The city teachers' union said the programs should be revamped and the testing of very young children end, but that the classes should not be eliminated. In a statement, Michael Mulgrew, the president of the United Federation of Teachers, said, "Every community has children who could thrive in a gifted and talented program, and it is our responsibility to help our children reach their full potential."
City Council Speaker Corey Johnson also said the programs should continue, but with an enrollment better reflecting the city's diversity.
Some leaders of the city's Asian American community were more outspoken.

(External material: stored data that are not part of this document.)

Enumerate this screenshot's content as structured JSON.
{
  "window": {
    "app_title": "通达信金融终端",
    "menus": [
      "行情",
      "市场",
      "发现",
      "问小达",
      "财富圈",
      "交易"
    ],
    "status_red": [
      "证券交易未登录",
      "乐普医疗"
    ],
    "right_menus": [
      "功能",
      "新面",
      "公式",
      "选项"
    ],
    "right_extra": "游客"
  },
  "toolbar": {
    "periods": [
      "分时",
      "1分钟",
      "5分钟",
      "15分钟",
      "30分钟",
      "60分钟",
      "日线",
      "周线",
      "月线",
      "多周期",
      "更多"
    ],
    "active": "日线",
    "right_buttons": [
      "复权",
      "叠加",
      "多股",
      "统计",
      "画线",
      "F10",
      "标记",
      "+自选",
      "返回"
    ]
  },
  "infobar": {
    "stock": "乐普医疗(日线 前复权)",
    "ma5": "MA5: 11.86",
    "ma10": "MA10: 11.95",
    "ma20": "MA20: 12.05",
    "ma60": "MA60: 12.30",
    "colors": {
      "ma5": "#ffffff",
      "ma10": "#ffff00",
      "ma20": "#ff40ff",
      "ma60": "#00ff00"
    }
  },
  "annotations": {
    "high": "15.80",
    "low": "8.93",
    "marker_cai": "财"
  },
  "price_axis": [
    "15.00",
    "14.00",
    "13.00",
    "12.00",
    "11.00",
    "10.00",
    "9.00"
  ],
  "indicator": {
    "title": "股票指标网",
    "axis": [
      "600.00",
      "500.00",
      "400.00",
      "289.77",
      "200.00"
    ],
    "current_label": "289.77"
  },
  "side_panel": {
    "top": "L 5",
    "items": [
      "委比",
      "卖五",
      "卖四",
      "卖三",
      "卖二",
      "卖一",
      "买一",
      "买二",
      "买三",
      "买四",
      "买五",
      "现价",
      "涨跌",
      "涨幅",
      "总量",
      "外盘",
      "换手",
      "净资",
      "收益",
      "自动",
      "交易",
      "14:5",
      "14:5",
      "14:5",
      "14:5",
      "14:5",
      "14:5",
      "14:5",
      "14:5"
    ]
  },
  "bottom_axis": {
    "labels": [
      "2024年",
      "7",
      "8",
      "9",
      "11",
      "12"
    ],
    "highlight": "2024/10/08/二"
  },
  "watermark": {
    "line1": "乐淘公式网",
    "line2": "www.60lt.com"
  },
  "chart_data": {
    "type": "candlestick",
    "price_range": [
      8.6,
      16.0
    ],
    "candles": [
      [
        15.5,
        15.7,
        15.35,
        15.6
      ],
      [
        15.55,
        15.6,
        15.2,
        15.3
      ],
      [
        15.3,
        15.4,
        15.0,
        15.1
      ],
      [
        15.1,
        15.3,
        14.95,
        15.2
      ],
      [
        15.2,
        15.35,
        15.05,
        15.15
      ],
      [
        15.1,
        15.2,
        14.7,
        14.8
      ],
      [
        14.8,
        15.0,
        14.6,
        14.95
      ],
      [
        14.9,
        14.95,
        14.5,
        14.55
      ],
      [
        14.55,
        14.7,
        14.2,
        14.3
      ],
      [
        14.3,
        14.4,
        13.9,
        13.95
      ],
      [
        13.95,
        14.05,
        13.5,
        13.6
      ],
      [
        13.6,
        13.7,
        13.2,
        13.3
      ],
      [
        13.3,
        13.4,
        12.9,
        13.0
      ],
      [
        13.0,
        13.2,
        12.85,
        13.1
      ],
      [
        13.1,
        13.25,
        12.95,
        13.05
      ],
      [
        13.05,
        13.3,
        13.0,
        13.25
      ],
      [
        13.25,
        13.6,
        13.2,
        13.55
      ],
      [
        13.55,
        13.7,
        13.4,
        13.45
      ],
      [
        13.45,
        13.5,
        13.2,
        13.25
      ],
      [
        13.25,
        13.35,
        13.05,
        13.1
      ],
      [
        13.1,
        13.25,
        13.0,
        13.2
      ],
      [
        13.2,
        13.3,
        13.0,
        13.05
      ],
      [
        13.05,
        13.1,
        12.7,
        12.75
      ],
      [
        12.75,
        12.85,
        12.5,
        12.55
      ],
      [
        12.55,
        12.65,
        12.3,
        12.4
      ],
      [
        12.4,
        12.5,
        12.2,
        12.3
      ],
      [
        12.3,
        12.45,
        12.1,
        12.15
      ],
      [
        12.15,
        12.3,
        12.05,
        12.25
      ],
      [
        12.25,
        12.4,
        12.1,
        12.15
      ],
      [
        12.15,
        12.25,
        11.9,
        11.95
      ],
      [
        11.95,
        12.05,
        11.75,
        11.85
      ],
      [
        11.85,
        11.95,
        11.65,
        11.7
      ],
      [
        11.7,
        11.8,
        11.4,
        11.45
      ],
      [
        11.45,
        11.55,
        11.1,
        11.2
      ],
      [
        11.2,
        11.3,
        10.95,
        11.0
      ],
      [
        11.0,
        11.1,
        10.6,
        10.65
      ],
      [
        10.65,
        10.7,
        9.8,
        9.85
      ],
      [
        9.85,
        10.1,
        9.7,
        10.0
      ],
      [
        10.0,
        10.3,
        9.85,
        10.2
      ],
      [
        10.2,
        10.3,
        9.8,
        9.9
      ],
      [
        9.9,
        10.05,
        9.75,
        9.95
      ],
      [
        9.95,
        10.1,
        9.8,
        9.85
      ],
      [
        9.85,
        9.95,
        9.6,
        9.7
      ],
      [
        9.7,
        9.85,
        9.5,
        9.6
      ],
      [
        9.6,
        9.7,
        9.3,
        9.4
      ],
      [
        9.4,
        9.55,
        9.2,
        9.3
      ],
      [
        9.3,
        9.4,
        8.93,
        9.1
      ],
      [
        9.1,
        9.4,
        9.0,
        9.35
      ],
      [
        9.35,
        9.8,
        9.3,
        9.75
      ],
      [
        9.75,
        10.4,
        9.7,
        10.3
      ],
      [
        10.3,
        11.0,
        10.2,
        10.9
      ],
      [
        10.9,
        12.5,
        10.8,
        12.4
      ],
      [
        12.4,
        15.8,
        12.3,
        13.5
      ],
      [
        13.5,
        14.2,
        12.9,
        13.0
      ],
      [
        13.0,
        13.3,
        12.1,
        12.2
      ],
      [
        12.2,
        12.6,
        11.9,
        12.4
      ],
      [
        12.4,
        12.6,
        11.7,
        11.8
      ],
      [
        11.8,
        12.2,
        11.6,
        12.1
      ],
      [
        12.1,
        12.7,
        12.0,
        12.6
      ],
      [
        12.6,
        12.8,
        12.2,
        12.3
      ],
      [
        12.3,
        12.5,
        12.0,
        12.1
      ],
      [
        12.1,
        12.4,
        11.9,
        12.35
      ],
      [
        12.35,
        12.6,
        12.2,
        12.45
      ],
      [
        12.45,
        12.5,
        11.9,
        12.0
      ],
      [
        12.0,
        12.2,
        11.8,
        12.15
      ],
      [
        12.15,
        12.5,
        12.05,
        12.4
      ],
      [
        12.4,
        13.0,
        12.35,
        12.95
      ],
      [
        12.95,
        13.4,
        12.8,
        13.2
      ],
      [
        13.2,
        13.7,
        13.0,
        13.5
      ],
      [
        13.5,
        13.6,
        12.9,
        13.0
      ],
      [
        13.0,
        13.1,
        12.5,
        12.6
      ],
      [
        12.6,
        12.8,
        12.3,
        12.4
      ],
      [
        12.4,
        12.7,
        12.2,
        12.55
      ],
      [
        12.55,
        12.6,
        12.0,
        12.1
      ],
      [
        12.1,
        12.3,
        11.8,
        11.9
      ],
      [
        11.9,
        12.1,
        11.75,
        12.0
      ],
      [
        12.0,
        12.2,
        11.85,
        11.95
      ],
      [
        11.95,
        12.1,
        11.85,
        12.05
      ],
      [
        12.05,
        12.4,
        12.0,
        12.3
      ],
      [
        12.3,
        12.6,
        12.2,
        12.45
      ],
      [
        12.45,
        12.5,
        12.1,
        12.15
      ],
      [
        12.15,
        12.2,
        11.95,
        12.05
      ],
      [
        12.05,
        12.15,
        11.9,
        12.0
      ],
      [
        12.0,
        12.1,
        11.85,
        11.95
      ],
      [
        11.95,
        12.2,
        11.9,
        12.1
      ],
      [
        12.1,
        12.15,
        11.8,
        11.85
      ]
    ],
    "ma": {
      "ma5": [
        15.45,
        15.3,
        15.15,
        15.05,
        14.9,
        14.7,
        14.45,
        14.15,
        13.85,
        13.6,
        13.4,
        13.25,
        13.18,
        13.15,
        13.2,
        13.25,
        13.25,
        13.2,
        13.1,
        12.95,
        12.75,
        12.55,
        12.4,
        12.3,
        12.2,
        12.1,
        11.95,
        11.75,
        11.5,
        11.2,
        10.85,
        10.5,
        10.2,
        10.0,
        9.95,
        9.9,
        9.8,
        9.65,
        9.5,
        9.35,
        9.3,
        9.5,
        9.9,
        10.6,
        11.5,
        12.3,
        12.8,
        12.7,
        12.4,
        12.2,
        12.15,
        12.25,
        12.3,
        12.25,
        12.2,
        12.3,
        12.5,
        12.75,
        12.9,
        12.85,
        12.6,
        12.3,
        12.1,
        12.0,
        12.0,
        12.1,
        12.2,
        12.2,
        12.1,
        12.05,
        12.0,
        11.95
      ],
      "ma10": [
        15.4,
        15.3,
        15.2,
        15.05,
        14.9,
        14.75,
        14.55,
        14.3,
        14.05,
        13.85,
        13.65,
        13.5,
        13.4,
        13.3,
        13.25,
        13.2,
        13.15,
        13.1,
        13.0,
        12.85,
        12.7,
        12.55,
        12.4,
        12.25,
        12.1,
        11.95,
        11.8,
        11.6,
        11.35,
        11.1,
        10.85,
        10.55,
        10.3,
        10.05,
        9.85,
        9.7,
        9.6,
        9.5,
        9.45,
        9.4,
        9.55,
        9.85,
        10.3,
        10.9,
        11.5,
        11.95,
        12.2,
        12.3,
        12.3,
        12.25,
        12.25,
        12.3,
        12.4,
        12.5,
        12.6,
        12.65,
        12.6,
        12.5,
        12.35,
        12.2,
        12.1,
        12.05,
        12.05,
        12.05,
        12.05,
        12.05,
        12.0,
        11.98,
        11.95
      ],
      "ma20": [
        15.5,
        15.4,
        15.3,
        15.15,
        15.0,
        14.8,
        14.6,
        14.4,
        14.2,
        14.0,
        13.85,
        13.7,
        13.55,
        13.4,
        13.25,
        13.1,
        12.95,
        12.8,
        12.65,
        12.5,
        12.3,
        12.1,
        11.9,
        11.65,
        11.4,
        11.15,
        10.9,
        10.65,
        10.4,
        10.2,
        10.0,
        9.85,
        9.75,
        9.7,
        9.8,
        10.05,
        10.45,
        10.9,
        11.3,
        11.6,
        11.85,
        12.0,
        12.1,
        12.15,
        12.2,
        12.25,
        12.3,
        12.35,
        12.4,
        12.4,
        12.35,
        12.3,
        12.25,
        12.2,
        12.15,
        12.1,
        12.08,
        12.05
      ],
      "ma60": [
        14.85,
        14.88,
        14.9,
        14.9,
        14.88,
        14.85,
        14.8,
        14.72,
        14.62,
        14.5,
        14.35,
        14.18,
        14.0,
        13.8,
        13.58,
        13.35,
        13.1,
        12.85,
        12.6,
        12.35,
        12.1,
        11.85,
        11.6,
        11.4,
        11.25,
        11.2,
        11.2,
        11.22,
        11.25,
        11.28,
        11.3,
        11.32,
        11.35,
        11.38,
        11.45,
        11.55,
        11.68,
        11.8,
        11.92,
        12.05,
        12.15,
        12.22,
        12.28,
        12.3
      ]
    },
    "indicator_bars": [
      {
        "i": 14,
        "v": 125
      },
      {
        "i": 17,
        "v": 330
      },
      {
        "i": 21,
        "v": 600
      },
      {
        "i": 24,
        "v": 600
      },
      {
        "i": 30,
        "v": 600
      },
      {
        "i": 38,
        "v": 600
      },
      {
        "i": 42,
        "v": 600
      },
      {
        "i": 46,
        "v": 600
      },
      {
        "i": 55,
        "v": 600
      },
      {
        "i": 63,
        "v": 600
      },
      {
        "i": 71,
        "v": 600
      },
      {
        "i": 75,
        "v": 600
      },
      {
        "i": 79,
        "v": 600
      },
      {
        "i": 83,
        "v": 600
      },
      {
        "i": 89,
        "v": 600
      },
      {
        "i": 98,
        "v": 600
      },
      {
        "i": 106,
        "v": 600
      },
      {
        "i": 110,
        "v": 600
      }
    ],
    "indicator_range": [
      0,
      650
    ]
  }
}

"We're pitting communities against each other," Queens Assemblyman Ron Kim said. "We're blaming people and we're blaming the system, instead of fighting for more money and resources so that every child — doesn't matter where you come from — has more access to good education."
Enrollment in gifted and talented programs is overwhelmingly white and Asian in a school system that is largely black and Hispanic.
Although she said gifted and talented programs should be replaced by "new models of enrichment," a leader of the mayoral panel said it was up to the education department to develop those models and how students should be selected for them. However, she said advanced students should receive that enrichment as they attend classes alongside students of other abilities.
"The research shows that we actually have advance learning happening when we have a classroom that reflects multiple levels and experiences and levels of learning," Wiley said.
Mayor Bill de Blasio sidestepped whether he embraces the recommendations of his hand-picked panel.
"We want kids to learn together in diversity, we want to break down barriers, we also want to make sure we have the academic strength and we're positioning kids for their futures in a world where education determines economic destiny more than literally any point in history," he said on MSNBC.
Schools Chancellor Richard Carranza said he'd review the proposal, but he wouldn't take questions on them Tuesday.
The proposal calls for phasing out gifted and talented classes over a period of several years. It could be months before de Blasio decides if he will accept the recommendations.